In this paper we develop a numerical method for solving an inverse scattering problem of estimating the scattering potential in a Schr\"{o}dinger equation from frequency domain measurements based on reduced order models (ROM). The ROM is a projection of Schr\"{o}dinger operator onto a subspace spanned by its solution snapshots at certain wavenumbers. Provided the measurements are performed at these wavenumbers, the ROM can be constructed in a data-driven manner from the measurements on a surface surrounding the scatterers. Once the ROM is computed, the scattering potential can be estimated using non-linear optimization that minimizes the ROM misfit. Such an approach typically outperforms the conventional methods based on data misfit minimization.

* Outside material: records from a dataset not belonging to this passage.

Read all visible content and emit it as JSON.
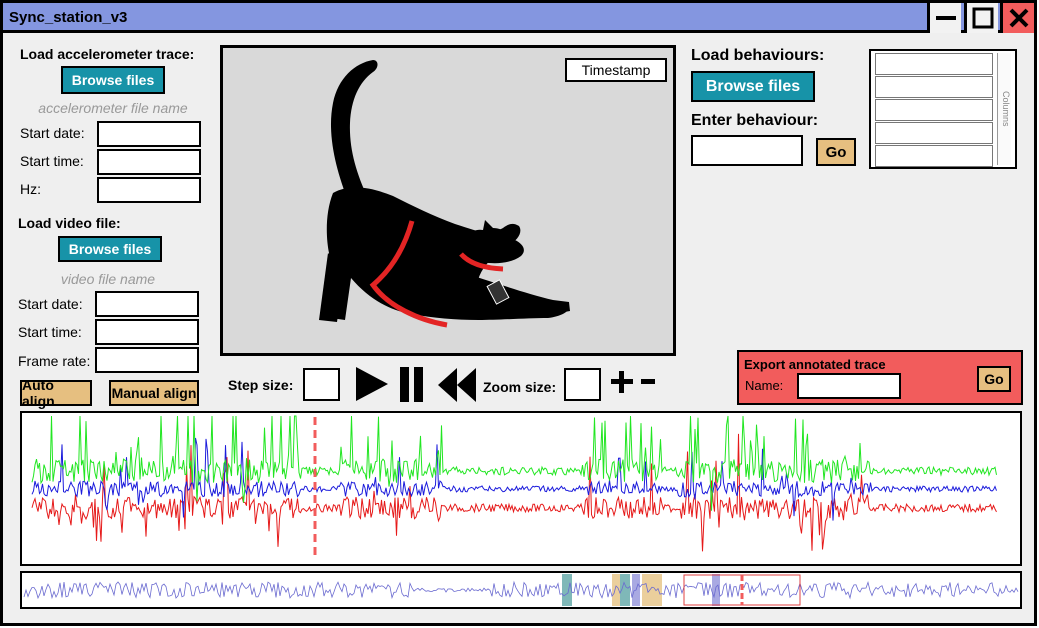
{
  "window": {
    "title": "Sync_station_v3"
  },
  "accelerometer": {
    "heading": "Load accelerometer trace:",
    "browse_label": "Browse files",
    "file_name": "accelerometer file name",
    "start_date_label": "Start date:",
    "start_time_label": "Start time:",
    "hz_label": "Hz:",
    "start_date_value": "",
    "start_time_value": "",
    "hz_value": ""
  },
  "video_file": {
    "heading": "Load video file:",
    "browse_label": "Browse files",
    "file_name": "video file name",
    "start_date_label": "Start date:",
    "start_time_label": "Start time:",
    "frame_rate_label": "Frame rate:",
    "start_date_value": "",
    "start_time_value": "",
    "frame_rate_value": ""
  },
  "align": {
    "auto_label": "Auto align",
    "manual_label": "Manual align"
  },
  "player": {
    "timestamp": "Timestamp",
    "step_size_label": "Step size:",
    "zoom_size_label": "Zoom size:",
    "step_size_value": "",
    "zoom_size_value": ""
  },
  "behaviours": {
    "heading": "Load behaviours:",
    "browse_label": "Browse files",
    "enter_label": "Enter behaviour:",
    "enter_value": "",
    "go_label": "Go",
    "list_rows": [
      "",
      "",
      "",
      "",
      ""
    ],
    "scroll_label": "Columns"
  },
  "export": {
    "heading": "Export annotated trace",
    "name_label": "Name:",
    "name_value": "",
    "go_label": "Go"
  },
  "colors": {
    "titlebar": "#8496e0",
    "button_blue": "#1793a8",
    "button_tan": "#e6bf80",
    "export_red": "#f25c5c",
    "trace_green": "#22e622",
    "trace_blue": "#1c1cdc",
    "trace_red": "#e61a1a",
    "harness_red": "#e32424",
    "overview_line": "#6a6ad0",
    "behaviour_teal": "#7fb8b8",
    "behaviour_tan": "#ebcf9c",
    "behaviour_purple": "#a9a9e2"
  },
  "icons": {
    "minimize": "minimize-icon",
    "maximize": "maximize-icon",
    "close": "close-icon",
    "play": "play-icon",
    "pause": "pause-icon",
    "rewind": "rewind-icon",
    "zoom_in": "plus-icon",
    "zoom_out": "minus-icon"
  }
}
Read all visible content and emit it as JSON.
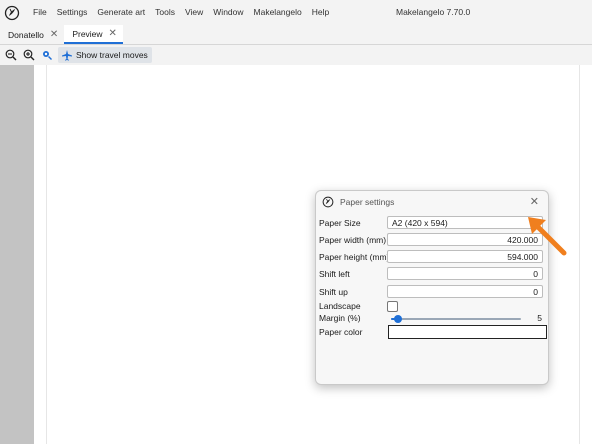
{
  "window": {
    "title": "Makelangelo 7.70.0"
  },
  "menu": {
    "items": [
      "File",
      "Settings",
      "Generate art",
      "Tools",
      "View",
      "Window",
      "Makelangelo",
      "Help"
    ]
  },
  "tabs": [
    {
      "label": "Donatello",
      "active": false
    },
    {
      "label": "Preview",
      "active": true
    }
  ],
  "toolbar": {
    "zoom_out_icon": "zoom-out-icon",
    "zoom_in_icon": "zoom-in-icon",
    "pick_icon": "camera-icon",
    "travel_label": "Show travel moves"
  },
  "dialog": {
    "title": "Paper settings",
    "paper_size": {
      "label": "Paper Size",
      "value": "A2 (420 x 594)"
    },
    "paper_width": {
      "label": "Paper width (mm)",
      "value": "420.000"
    },
    "paper_height": {
      "label": "Paper height (mm)",
      "value": "594.000"
    },
    "shift_left": {
      "label": "Shift left",
      "value": "0"
    },
    "shift_up": {
      "label": "Shift up",
      "value": "0"
    },
    "landscape": {
      "label": "Landscape",
      "checked": false
    },
    "margin": {
      "label": "Margin (%)",
      "value": "5",
      "fraction": 0.05
    },
    "paper_color": {
      "label": "Paper color",
      "color": "#ffffff"
    }
  },
  "colors": {
    "accent": "#1f6fd6",
    "annotation": "#f07f1e"
  }
}
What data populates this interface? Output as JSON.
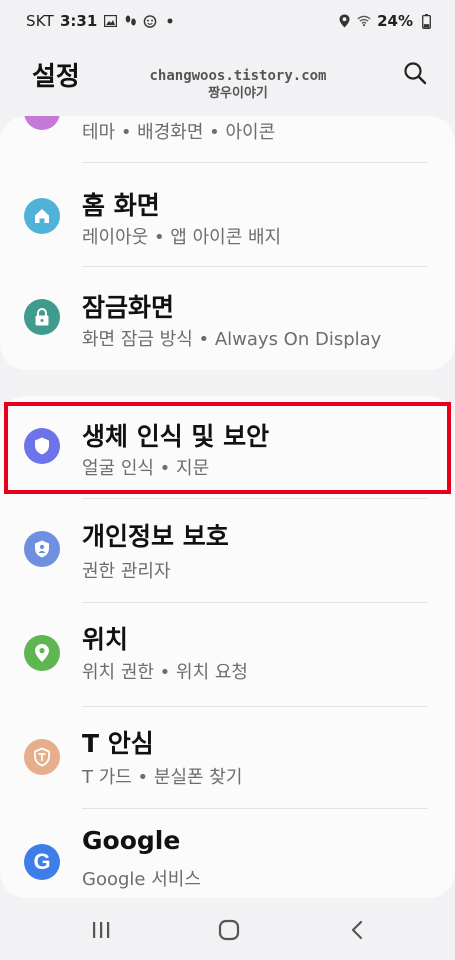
{
  "status_bar": {
    "carrier": "SKT",
    "time": "3:31",
    "battery": "24%"
  },
  "header": {
    "title": "설정",
    "watermark_line1": "changwoos.tistory.com",
    "watermark_line2": "짱우이야기"
  },
  "top_card": {
    "partial_item_subtitle": "테마 • 배경화면 • 아이콘",
    "items": [
      {
        "title": "홈 화면",
        "subtitle": "레이아웃 • 앱 아이콘 배지",
        "icon": "home-icon",
        "color": "#4fb3d9"
      },
      {
        "title": "잠금화면",
        "subtitle": "화면 잠금 방식 • Always On Display",
        "icon": "lock-icon",
        "color": "#3e9b8e"
      }
    ]
  },
  "bottom_card": {
    "items": [
      {
        "title": "생체 인식 및 보안",
        "subtitle": "얼굴 인식 • 지문",
        "icon": "shield-icon",
        "color": "#6d73e8"
      },
      {
        "title": "개인정보 보호",
        "subtitle": "권한 관리자",
        "icon": "privacy-icon",
        "color": "#6f8fe0"
      },
      {
        "title": "위치",
        "subtitle": "위치 권한 • 위치 요청",
        "icon": "location-pin-icon",
        "color": "#5db650"
      },
      {
        "title": "T 안심",
        "subtitle": "T 가드 • 분실폰 찾기",
        "icon": "t-guard-icon",
        "color": "#e7ae8b"
      },
      {
        "title": "Google",
        "subtitle": "Google 서비스",
        "icon": "google-icon",
        "color": "#3f7de8"
      }
    ]
  },
  "highlight_color": "#e8001a"
}
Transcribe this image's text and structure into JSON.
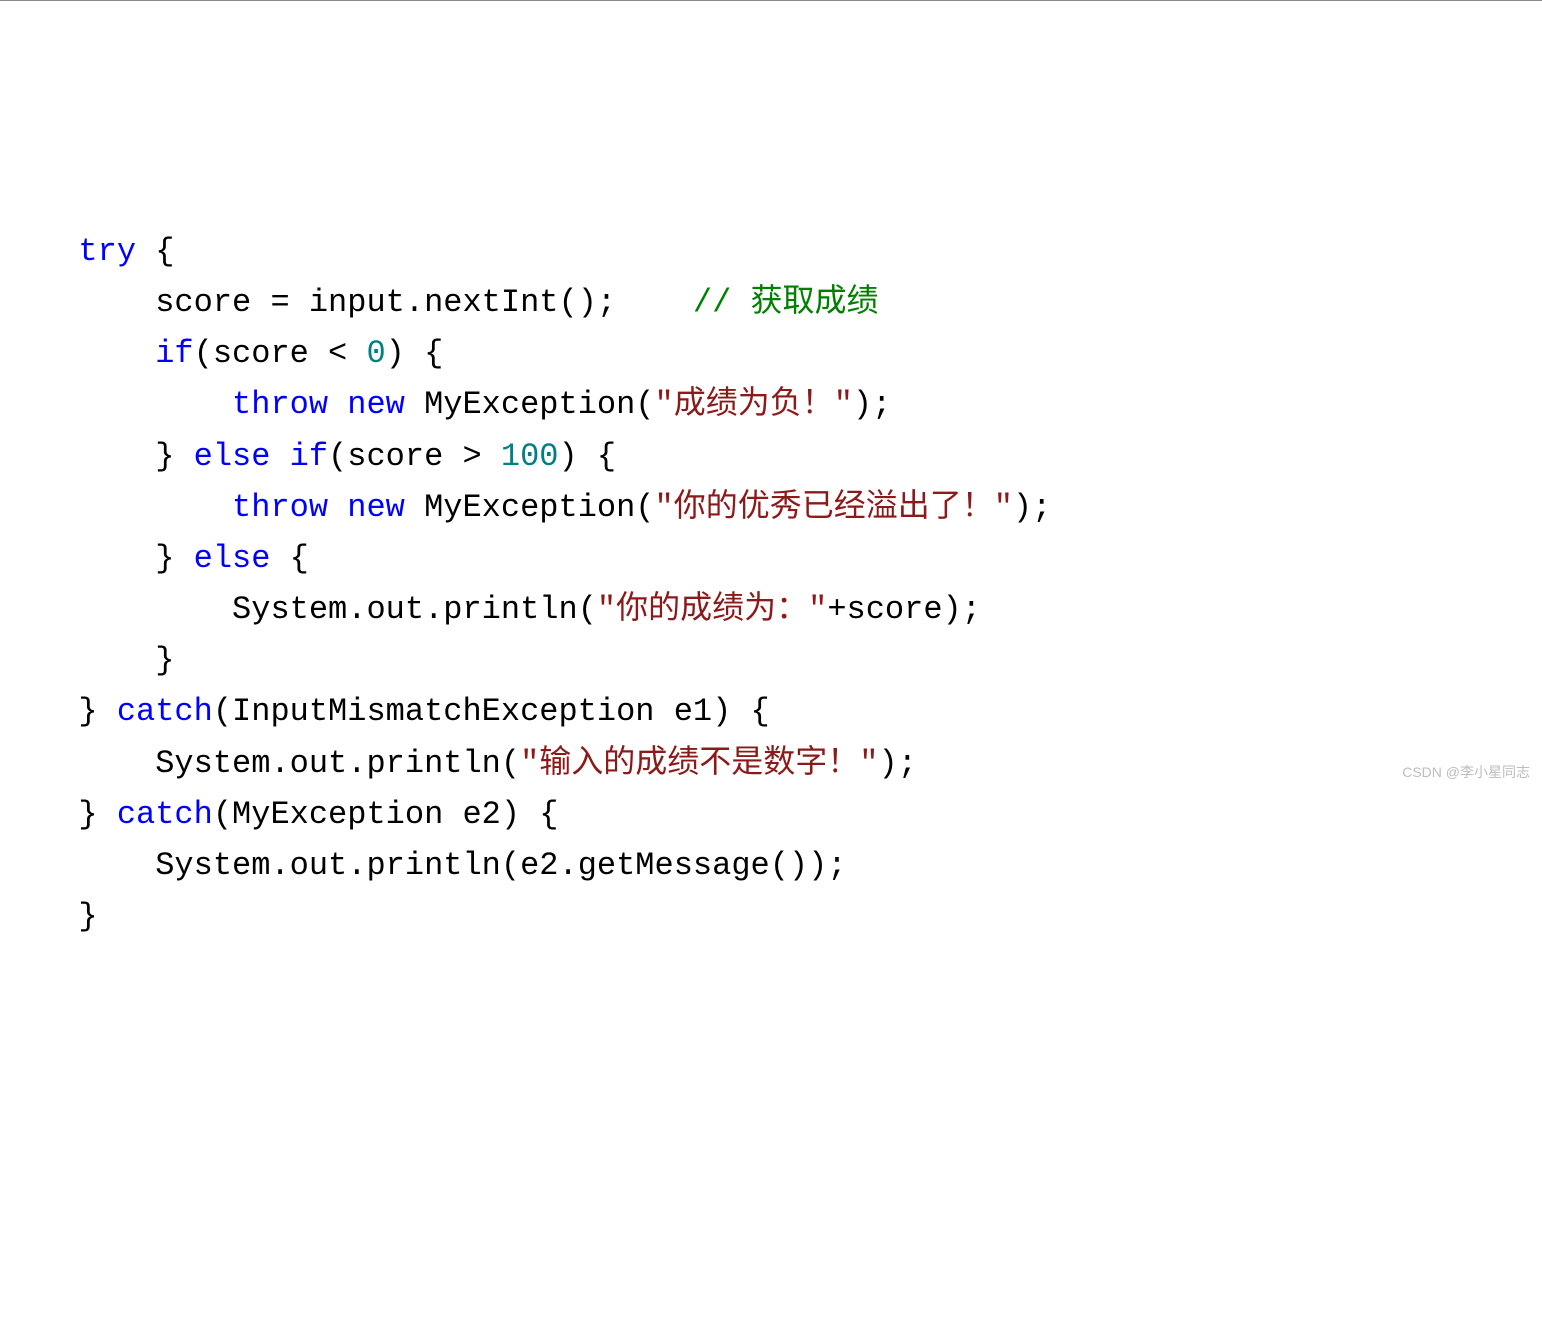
{
  "code": {
    "l1": {
      "t1": "  ",
      "kw": "try",
      "t2": " {"
    },
    "l2": {
      "t1": "      score = input.nextInt();    ",
      "cmt": "// 获取成绩"
    },
    "l3": {
      "t1": "      ",
      "kw": "if",
      "t2": "(score < ",
      "num": "0",
      "t3": ") {"
    },
    "l4": {
      "t1": "          ",
      "kw1": "throw",
      "sp": " ",
      "kw2": "new",
      "t2": " MyException(",
      "str": "\"成绩为负！\"",
      "t3": ");"
    },
    "l5": {
      "t1": "      } ",
      "kw1": "else",
      "sp": " ",
      "kw2": "if",
      "t2": "(score > ",
      "num": "100",
      "t3": ") {"
    },
    "l6": {
      "t1": "          ",
      "kw1": "throw",
      "sp": " ",
      "kw2": "new",
      "t2": " MyException(",
      "str": "\"你的优秀已经溢出了！\"",
      "t3": ");"
    },
    "l7": {
      "t1": "      } ",
      "kw": "else",
      "t2": " {"
    },
    "l8": {
      "t1": "          System.out.println(",
      "str": "\"你的成绩为：\"",
      "t2": "+score);"
    },
    "l9": {
      "t1": "      }"
    },
    "l10": {
      "t1": "  } ",
      "kw": "catch",
      "t2": "(InputMismatchException e1) {"
    },
    "l11": {
      "t1": "      System.out.println(",
      "str": "\"输入的成绩不是数字！\"",
      "t2": ");"
    },
    "l12": {
      "t1": "  } ",
      "kw": "catch",
      "t2": "(MyException e2) {"
    },
    "l13": {
      "t1": "      System.out.println(e2.getMessage());"
    },
    "l14": {
      "t1": "  }"
    }
  },
  "watermark": "CSDN @李小星同志"
}
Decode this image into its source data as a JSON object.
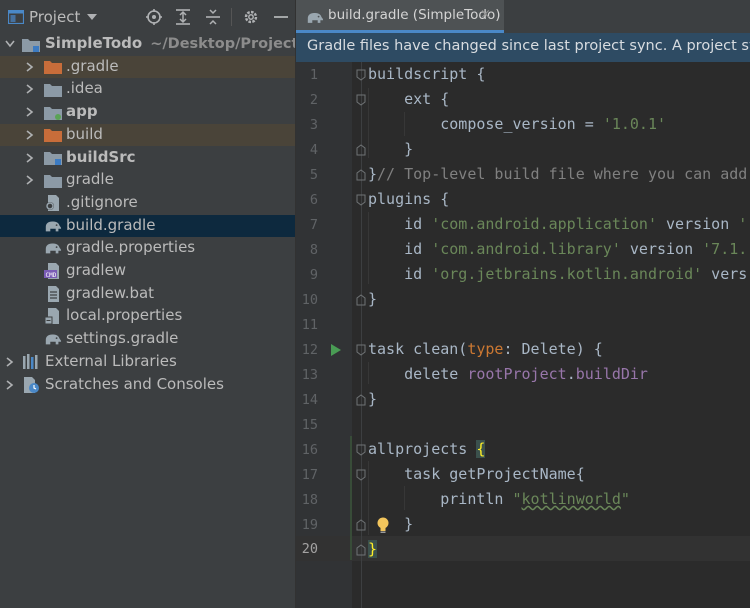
{
  "project_panel": {
    "title": "Project",
    "toolbar_icons": [
      "project-window-icon",
      "dropdown-chevron-icon",
      "locate-icon",
      "expand-all-icon",
      "collapse-all-icon",
      "gear-icon",
      "hide-icon"
    ],
    "root": {
      "label": "SimpleTodo",
      "path": "~/Desktop/Projects/Sir"
    },
    "items": [
      {
        "label": ".gradle",
        "icon": "folder-orange-icon",
        "chevron": true
      },
      {
        "label": ".idea",
        "icon": "folder-icon",
        "chevron": true
      },
      {
        "label": "app",
        "icon": "module-folder-icon",
        "chevron": true,
        "bold": true
      },
      {
        "label": "build",
        "icon": "folder-orange-icon",
        "chevron": true
      },
      {
        "label": "buildSrc",
        "icon": "module-folder-icon",
        "chevron": true,
        "bold": true
      },
      {
        "label": "gradle",
        "icon": "folder-icon",
        "chevron": true
      },
      {
        "label": ".gitignore",
        "icon": "gitignore-file-icon",
        "chevron": false
      },
      {
        "label": "build.gradle",
        "icon": "gradle-elephant-icon",
        "chevron": false
      },
      {
        "label": "gradle.properties",
        "icon": "gradle-elephant-icon",
        "chevron": false
      },
      {
        "label": "gradlew",
        "icon": "shell-script-icon",
        "chevron": false
      },
      {
        "label": "gradlew.bat",
        "icon": "text-file-icon",
        "chevron": false
      },
      {
        "label": "local.properties",
        "icon": "properties-file-icon",
        "chevron": false
      },
      {
        "label": "settings.gradle",
        "icon": "gradle-elephant-icon",
        "chevron": false
      }
    ],
    "external_libraries": "External Libraries",
    "scratches": "Scratches and Consoles"
  },
  "editor": {
    "tab_label": "build.gradle (SimpleTodo)",
    "tab_close": "×",
    "banner": "Gradle files have changed since last project sync. A project sync",
    "current_line": 20,
    "line_numbers": [
      "1",
      "2",
      "3",
      "4",
      "5",
      "6",
      "7",
      "8",
      "9",
      "10",
      "11",
      "12",
      "13",
      "14",
      "15",
      "16",
      "17",
      "18",
      "19",
      "20"
    ],
    "code": {
      "l1_kw": "buildscript",
      "l1_rest": " {",
      "l2_indent": "    ",
      "l2_kw": "ext",
      "l2_rest": " {",
      "l3_pre": "        compose_version = ",
      "l3_str": "'1.0.1'",
      "l4": "    }",
      "l5_br": "}",
      "l5_cm": "// Top-level build file where you can add",
      "l6_kw": "plugins",
      "l6_rest": " {",
      "l7_pre": "    id ",
      "l7_str": "'com.android.application'",
      "l7_mid": " version ",
      "l7_str2": "'",
      "l8_pre": "    id ",
      "l8_str": "'com.android.library'",
      "l8_mid": " version ",
      "l8_str2": "'7.1.",
      "l9_pre": "    id ",
      "l9_str": "'org.jetbrains.kotlin.android'",
      "l9_mid": " vers",
      "l10": "}",
      "l12_kw": "task",
      "l12_name": " clean(",
      "l12_param": "type",
      "l12_rest": ": Delete) {",
      "l13_pre": "    delete ",
      "l13_fld": "rootProject",
      "l13_dot": ".",
      "l13_fld2": "buildDir",
      "l14": "}",
      "l16_name": "allprojects ",
      "l16_br": "{",
      "l17": "    task getProjectName{",
      "l18_pre": "        println ",
      "l18_q1": "\"",
      "l18_str": "kotlinworld",
      "l18_q2": "\"",
      "l19": "    }",
      "l20_br": "}"
    }
  },
  "colors": {
    "panel_bg": "#3c3f41",
    "editor_bg": "#2b2b2b",
    "selection": "#0d293e",
    "excluded_row": "#4a4439",
    "banner_bg": "#2e4b63",
    "keyword": "#cc7832",
    "string": "#6a8759",
    "comment": "#808080",
    "field": "#9876aa"
  }
}
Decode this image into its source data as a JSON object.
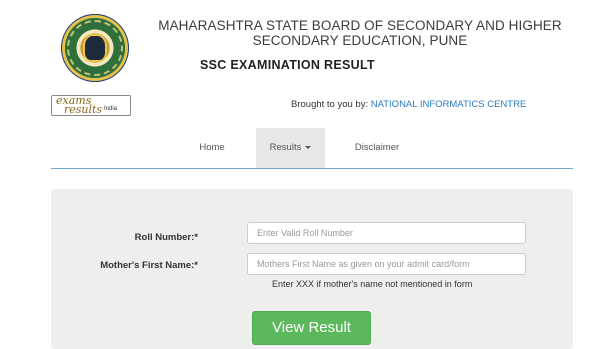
{
  "header": {
    "board_line1": "MAHARASHTRA STATE BOARD OF SECONDARY AND HIGHER",
    "board_line2": "SECONDARY EDUCATION, PUNE",
    "exam_title": "SSC EXAMINATION RESULT",
    "logo_icon": "board-seal-logo"
  },
  "brand": {
    "badge_line1": "exams",
    "badge_line2": "results",
    "badge_line3": "India",
    "brought_prefix": "Brought to you by:",
    "brought_org": "NATIONAL INFORMATICS CENTRE",
    "org_color": "#2a7bc4"
  },
  "nav": {
    "home": "Home",
    "results": "Results",
    "disclaimer": "Disclaimer",
    "active": "Results"
  },
  "form": {
    "roll_label": "Roll Number:*",
    "roll_placeholder": "Enter Valid Roll Number",
    "roll_value": "",
    "mother_label": "Mother's First Name:*",
    "mother_placeholder": "Mothers First Name as given on your admit card/form",
    "mother_value": "",
    "hint": "Enter XXX if mother's name not mentioned in form",
    "submit_label": "View Result",
    "submit_color": "#5cb85c"
  }
}
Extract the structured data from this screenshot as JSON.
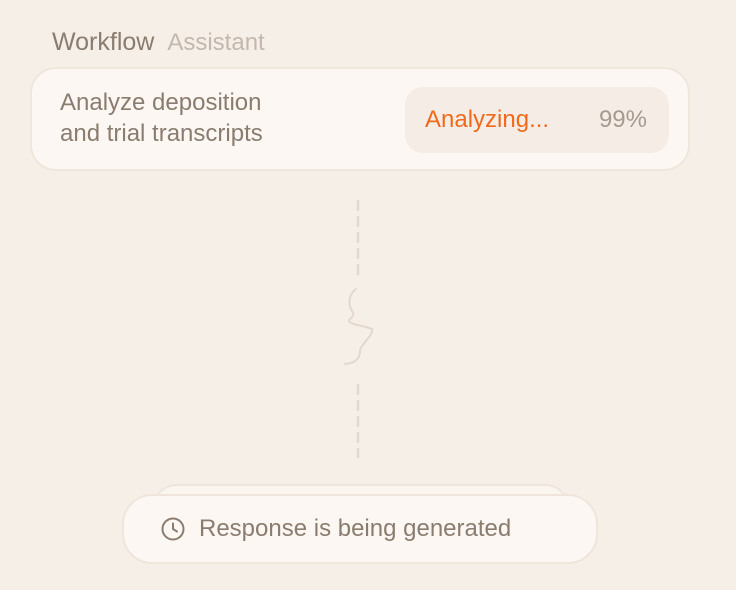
{
  "header": {
    "primary_label": "Workflow",
    "secondary_label": "Assistant"
  },
  "task": {
    "title_line1": "Analyze deposition",
    "title_line2": "and trial transcripts",
    "status": "Analyzing...",
    "progress": "99%"
  },
  "footer": {
    "message": "Response is being generated",
    "icon": "clock-icon"
  },
  "colors": {
    "background": "#f6efe8",
    "accent": "#ef6a1d",
    "text": "#8a7d70",
    "muted_text": "#c3b8ad"
  }
}
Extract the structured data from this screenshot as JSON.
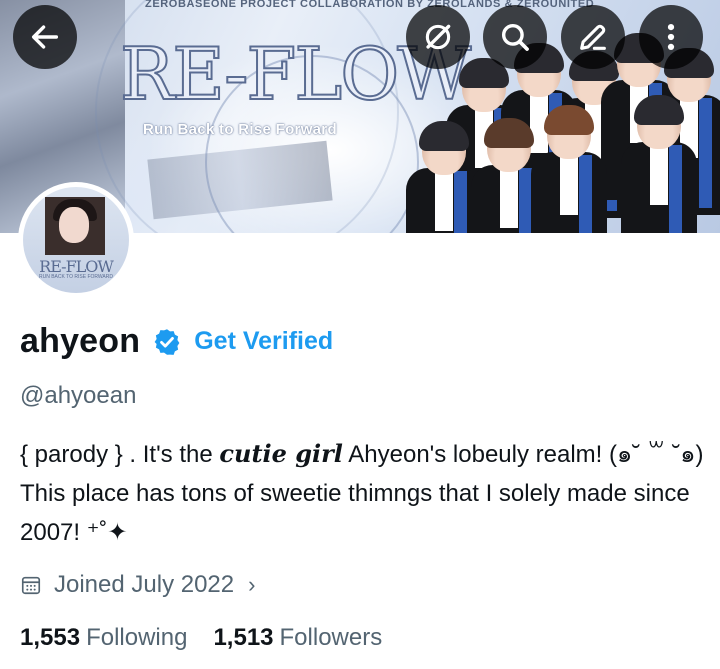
{
  "banner": {
    "top_line": "ZEROBASEONE PROJECT COLLABORATION BY ZEROLANDS & ZEROUNITED",
    "title": "RE-FLOW",
    "subtitle": "Run Back to Rise Forward"
  },
  "toolbar": {
    "back_icon": "arrow-left-icon",
    "grok_icon": "grok-slash-icon",
    "search_icon": "search-icon",
    "edit_icon": "pencil-icon",
    "more_icon": "more-vertical-icon"
  },
  "avatar": {
    "text": "RE-FLOW",
    "sub": "RUN BACK TO RISE FORWARD"
  },
  "profile": {
    "name": "ahyeon",
    "verified_icon": "verified-badge-icon",
    "get_verified": "Get Verified",
    "handle": "@ahyoean",
    "bio_part1": "{ parody } . It's the ",
    "bio_emph": "cutie girl",
    "bio_part2": " Ahyeon's lobeuly realm! (๑˘ ꒳ ˘๑) This place has tons of sweetie thimngs that I solely made since 2007! ⁺˚✦",
    "joined": "Joined July 2022",
    "following_count": "1,553",
    "following_label": "Following",
    "followers_count": "1,513",
    "followers_label": "Followers"
  },
  "colors": {
    "accent": "#1d9bf0",
    "muted": "#536471",
    "text": "#0f1419"
  }
}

We develop two variants of ROM-based algorithms for inverse scattering and test them on a synthetic example in two spatial dimensions.

翻译：本文提出了一种数值方法，用于解决从频域测量数据中估计薛定谔方程散射势的逆散射问题，该方法基于降阶模型（ROM）。该ROM是将薛定谔算子投影到由其特定波数下的解快照所张成的子空间上。只要测量在这些波数下进行，ROM就可以根据散射体周围表面上的测量数据以数据驱动的方式构建。一旦计算出ROM，就可以通过最小化ROM失配的非线性优化来估计散射势。这种方法通常优于基于数据失配最小化的传统方法。我们开发了两种基于ROM的逆散射算法变体，并在二维空间的一个合成算例上进行了测试。